Well there had to be a good military reason for the daily laundry run but for the life of me, I have no idea why it was done.  I’m certain some general could probably explain it, maybe General William Westmoreland, my fellow South Carolinian could shed some light on why, but like I said, I’m from the backwoods of South Carolina.  The closest I got to West Point was my senior class trip to New York City.

You know General Westmoreland was being guided by Robert McNamara, surely one of the smartest men that ever lived.  I admire Robert McNamara almost as much as President Lyndon Johnson.  I will always remember Lyndon Johnson because his name was on my draft notice.  It said right there in black and white.  Greetings from the President of the United States.

President Johnson was from Texas.  I thought Texas was on our side during the first war of “northern aggression”.  You may remember it as the War Between the States.  Some Yankee scholars call it the Civil War.  You would think a man from Texas wouldn’t be drafting all us Southerners, but I don’t think he had a conscience.

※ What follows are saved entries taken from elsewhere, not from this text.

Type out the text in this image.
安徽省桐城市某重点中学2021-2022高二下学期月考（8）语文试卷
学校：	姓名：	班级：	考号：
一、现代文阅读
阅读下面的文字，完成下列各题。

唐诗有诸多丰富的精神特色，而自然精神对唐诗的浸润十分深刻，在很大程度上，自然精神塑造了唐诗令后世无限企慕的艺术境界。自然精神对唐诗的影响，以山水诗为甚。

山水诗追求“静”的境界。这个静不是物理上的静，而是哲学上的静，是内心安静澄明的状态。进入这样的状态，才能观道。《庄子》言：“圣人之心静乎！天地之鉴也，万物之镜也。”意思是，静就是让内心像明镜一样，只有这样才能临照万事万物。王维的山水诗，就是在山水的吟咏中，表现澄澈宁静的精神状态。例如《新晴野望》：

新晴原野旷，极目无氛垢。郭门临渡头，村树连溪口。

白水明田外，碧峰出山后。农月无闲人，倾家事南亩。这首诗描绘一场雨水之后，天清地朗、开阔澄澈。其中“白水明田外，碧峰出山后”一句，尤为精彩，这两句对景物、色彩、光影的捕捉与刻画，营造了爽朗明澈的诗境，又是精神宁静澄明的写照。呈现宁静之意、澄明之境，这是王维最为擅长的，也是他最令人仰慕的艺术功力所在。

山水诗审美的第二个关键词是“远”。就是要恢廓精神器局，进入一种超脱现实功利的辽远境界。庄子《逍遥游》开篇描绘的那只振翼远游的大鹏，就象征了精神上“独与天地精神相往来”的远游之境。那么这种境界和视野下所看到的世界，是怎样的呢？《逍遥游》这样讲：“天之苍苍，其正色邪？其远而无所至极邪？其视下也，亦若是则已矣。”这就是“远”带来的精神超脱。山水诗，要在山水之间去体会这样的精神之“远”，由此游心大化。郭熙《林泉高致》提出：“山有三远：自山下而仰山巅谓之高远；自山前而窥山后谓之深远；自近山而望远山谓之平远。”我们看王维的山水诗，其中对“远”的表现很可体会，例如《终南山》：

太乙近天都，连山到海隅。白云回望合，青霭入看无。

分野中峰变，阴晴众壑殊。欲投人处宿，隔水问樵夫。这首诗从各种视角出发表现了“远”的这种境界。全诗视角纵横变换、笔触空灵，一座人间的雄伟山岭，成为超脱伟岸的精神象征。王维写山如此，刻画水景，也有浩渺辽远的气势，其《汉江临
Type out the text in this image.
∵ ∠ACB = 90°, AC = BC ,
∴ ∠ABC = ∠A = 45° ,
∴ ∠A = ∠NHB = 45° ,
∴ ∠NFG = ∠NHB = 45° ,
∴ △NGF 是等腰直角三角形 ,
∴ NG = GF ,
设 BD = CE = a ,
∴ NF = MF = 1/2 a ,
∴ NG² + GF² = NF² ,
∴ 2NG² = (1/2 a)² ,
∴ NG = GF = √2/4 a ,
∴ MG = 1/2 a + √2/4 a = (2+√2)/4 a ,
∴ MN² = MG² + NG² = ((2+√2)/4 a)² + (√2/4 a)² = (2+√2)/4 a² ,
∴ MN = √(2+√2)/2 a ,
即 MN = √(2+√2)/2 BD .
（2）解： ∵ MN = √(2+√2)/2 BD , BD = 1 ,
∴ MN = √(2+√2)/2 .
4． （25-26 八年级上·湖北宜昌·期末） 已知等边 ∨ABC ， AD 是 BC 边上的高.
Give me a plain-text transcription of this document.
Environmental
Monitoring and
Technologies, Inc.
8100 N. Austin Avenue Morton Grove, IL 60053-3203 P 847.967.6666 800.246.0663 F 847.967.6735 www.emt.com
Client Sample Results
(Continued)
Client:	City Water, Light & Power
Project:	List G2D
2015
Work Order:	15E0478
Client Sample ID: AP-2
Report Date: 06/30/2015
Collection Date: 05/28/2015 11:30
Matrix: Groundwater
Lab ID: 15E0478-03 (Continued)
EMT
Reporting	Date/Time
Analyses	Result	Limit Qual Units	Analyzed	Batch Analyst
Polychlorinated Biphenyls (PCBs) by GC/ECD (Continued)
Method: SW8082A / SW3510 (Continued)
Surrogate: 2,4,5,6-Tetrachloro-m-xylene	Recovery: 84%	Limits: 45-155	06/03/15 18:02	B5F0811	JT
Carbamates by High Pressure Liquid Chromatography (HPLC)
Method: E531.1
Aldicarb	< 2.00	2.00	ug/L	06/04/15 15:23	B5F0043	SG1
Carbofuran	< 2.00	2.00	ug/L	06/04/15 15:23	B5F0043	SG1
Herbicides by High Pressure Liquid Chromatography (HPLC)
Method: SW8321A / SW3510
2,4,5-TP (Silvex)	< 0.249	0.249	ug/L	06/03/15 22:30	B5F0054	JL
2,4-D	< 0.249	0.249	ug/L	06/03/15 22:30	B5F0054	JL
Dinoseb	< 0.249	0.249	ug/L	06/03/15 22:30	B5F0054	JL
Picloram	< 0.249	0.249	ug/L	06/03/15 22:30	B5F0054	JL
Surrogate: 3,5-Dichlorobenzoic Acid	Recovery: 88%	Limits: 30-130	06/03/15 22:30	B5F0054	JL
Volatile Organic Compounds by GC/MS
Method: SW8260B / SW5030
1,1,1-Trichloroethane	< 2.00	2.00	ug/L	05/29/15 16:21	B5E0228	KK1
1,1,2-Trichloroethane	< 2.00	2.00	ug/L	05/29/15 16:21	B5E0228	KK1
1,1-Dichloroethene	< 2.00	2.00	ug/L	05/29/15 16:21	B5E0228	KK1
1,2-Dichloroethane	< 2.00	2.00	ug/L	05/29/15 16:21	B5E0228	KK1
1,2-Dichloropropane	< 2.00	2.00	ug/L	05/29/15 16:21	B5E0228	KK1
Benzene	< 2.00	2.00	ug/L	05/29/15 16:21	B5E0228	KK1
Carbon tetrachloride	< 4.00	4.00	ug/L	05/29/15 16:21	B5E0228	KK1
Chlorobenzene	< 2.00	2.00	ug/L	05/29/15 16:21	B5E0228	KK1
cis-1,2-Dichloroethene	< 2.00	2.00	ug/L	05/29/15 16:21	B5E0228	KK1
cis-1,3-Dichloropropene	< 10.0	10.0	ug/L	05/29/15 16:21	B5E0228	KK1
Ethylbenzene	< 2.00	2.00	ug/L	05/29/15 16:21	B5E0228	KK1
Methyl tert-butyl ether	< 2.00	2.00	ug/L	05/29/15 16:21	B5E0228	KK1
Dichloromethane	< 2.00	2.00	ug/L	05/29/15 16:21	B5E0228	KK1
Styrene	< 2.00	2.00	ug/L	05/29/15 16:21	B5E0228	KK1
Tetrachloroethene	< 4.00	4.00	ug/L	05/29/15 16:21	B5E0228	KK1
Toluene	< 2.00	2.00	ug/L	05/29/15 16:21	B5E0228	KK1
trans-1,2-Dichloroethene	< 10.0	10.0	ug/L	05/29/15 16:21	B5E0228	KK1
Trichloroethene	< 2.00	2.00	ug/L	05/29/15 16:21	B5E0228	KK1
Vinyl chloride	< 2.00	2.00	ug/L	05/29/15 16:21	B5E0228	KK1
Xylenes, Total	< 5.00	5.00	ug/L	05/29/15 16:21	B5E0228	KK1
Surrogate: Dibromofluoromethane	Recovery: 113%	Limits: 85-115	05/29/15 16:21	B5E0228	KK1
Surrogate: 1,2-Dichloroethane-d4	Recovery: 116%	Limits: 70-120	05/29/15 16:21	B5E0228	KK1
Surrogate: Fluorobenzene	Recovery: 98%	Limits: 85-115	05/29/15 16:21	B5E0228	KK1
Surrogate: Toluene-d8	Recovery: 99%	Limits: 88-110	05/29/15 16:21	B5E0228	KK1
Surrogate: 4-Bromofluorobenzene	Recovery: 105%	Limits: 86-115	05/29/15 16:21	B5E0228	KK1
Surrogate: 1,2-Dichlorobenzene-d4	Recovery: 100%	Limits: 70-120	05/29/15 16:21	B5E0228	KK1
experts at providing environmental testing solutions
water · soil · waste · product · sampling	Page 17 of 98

He and McNamara were two brave souls.  They continued to escalate the war, sending more, and more troops.  All the while having private talks saying there was no way to win the war.  Brave souls they were, sending nineteen and twenty year old boys off to war.  Well General Westmoreland knew how to win the war by golly.  Send him more troops.

Quan Loi became quite a busy forward area base camp.  Just about four miles outside Quan Loi lies the quaint little village of An Loc.  We were talking about An Loc before I was distracted thinking about our brave leaders of that day.  God probably has them humping ammo and powder right now in the middle of Hell.  You remember Hell; it’s the place with the red dirt or mud depending on the season of course.

The supply sergeant had told of all the beautiful women of An Loc.  Now I had listened for weeks as he talked about those beautiful women.  And you do recall my condition:  Extreme horniness as they say.  Body aching, nothing making a body happy.  Well, almost nothing.

I couldn’t stand it anymore.  I volunteered to ride shotgun on the laundry run.  It was a job that someone had to do.  I was going to do my duty as passenger and guardsman in that three-quarter-ton US Army truck.

We loaded up.  I was plenty excited.  Not only was I about to satisfy some basic human need; I had even been issued two loaded clips for my M-14.  We pulled out of the gate at Quan Loi headed for An Loc.  The supply sergeant drove like a madman.  I yelled, “Hey man you ‘gona get us killed.”  About that time I heard three zings go past my ear.  I yelled at him, “Won’t this damn thing go any faster?”

As we neared An Loc, I noticed farmers on the hills beside the road tending a crop.  I was from rural South Carolina, had been in 4-H, and Future Farmers of America at good old Dacusville High School, where I took three years of Agriculture, but I had never seen anything like that.  The farmers were tying what looked to be straw in small packs about two feet in length and laying them beside the road.  The sergeant looked at me and said one word.  Pot.  The sergeant was from New York City.  He knew of such things.

An Loc looked to me like a cheap carnival side show.  Nothing like the sergeant had told of when describing the “number one babysons” that were going to make that terrible ache in me go away.  Number one babysons that were pretty as a picture, and loved American GI’s.

The sergeant had a gleam in his eye like I had never seen as we approached the grass hut on the outskirts of An Loc.  The place was filthy.  There was a dirt floor with grass mats and the mamason that came to the door had rotted yellow teeth.  She smiled as she saw the cartons of Salems, and said, “ ah you GI want #1 babyson.”  Needless to say I was apprehensive, but what the hell.  I had traveled that four miles in a truck going wide open on curvy roads, and been shot at by Charlie.  I wanted a woman.  The sergeant was pointed to go in one direction, I in another.  As I started to raise the flap to the room where I knew a beautiful Asian woman awaited me, I thought about all those films about VD.  I thought about being sent to an island, never to see the USA again, dying a slow death of the dreaded clap with no cure.

But then I came to my senses, I remembered my state of horniness, my having been shot at to get there, and most of all the beautiful woman lying on a grass mat waiting inside just for me.  I slowly raised the flap to the room and there lying on the grass mat was a twelve year old girl.  As I dropped the flap in disgust, and headed for the door, mamason yelled, “Why you leave GI, why you leave?”